Transferable Skills Analysis (TSA)
One of the main vocational areas this could concern would be that of transferability of skills (TSA). TSAs are looked at with regards to the ability to return to work or potential employment for veterans applying for TDIUs. They include any and all skills an individual has obtained from other jobs that could be applied to different jobs in the workforce. Transferability of a skill is believed to be reliable job information, especially when the jobs have the same or lesser degree of skill, the same or similar tools and/or machines, or the same or similar raw materials, products, processes, or services involved. However, it is generally not expected that skills would transfer beyond 15 years (Havraneck, J. 2007; Weed, R. O., & Field, T.F., 2001). Therefore, for older veterans who have reached retirement age or are past it, may not have transferable skills as they may not have worked in the past 15 years.

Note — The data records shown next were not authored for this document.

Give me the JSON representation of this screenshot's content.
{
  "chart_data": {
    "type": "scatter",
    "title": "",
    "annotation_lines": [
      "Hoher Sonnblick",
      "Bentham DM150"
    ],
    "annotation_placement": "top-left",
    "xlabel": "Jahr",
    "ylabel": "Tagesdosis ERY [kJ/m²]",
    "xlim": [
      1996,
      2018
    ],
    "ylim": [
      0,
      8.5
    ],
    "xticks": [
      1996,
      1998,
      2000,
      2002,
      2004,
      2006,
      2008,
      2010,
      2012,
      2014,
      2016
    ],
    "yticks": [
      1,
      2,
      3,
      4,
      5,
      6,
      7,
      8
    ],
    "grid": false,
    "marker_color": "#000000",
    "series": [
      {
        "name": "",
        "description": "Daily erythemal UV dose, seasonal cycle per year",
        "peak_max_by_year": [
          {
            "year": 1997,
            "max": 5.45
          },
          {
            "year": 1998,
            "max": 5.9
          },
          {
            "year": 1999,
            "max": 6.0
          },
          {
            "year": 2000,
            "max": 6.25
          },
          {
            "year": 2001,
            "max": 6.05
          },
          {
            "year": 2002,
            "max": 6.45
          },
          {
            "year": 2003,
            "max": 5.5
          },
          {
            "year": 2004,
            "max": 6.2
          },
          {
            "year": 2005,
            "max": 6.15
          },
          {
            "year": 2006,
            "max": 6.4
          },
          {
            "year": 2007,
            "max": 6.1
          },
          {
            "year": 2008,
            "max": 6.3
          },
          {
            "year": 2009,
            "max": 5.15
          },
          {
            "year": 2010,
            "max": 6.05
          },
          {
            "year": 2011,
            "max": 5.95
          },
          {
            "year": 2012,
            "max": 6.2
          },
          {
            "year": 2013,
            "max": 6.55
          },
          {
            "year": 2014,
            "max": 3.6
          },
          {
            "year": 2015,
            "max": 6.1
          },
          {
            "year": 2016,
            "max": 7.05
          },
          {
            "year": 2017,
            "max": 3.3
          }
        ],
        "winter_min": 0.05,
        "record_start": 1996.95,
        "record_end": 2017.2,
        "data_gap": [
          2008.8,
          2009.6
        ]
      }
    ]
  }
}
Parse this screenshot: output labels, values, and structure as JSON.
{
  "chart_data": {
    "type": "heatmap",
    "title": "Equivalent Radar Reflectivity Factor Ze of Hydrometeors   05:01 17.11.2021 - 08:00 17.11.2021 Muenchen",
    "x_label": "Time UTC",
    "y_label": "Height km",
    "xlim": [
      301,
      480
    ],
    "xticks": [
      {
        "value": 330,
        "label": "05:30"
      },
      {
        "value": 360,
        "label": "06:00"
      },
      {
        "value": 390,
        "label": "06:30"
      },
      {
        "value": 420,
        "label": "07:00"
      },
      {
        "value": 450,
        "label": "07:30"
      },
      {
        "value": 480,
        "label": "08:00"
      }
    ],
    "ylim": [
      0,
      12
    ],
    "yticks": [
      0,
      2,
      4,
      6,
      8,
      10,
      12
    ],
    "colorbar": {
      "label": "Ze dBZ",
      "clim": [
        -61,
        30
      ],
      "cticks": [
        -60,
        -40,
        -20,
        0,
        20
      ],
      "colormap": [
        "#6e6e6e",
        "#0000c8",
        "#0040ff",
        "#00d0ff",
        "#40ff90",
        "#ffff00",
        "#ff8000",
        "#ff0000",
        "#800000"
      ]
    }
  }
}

Additionally, there is the question if natural physical and mental limitations that occur with aging would impact an individual’s vocational ability. While this is not something that can be directly answered by a vocational counselor or vocational expert, there will need to be medical documentation that clearly states what limitations are service-connected and what has been affected by age. Otherwise, there may be a risk of indicating a limitation is service connected when it could be traced back to natural aging.
One of the fastest growing groups of veterans receiving disability benefits as well as TDIUs is those who are 65 and older. While the VA does not consider age to be a factor when determining if an individual can receive a total disability, there are naturally some unique vocational challenges that can occur. Older veterans may have additional limitations due to aging, and the length of time that it has been since they have worked may exceed 15 years. As this group continues to get larger, it is important to keep these factors in mind when it comes to Total Disability Based on Individual Employability and the older veteran.
Havraneck, J. (2007). Advanced issues in forensic rehabilitation (199). Athens, GA: Elliott & Fitzpatrick.
Social Security Ruling (SSR) 82-41. Retrieved on September 16, 2020, from https://www.ssa.gov/OP_Home/rulings/di/02/SSR82-41-di-02.html
Weed, R. O., & Field, T. F. (2001). Transferable skills analysis. In Rehabilitation Consultants Handbook (pp. 101-103). Athens, GA: Elliott and Fitzpatrick, Inc.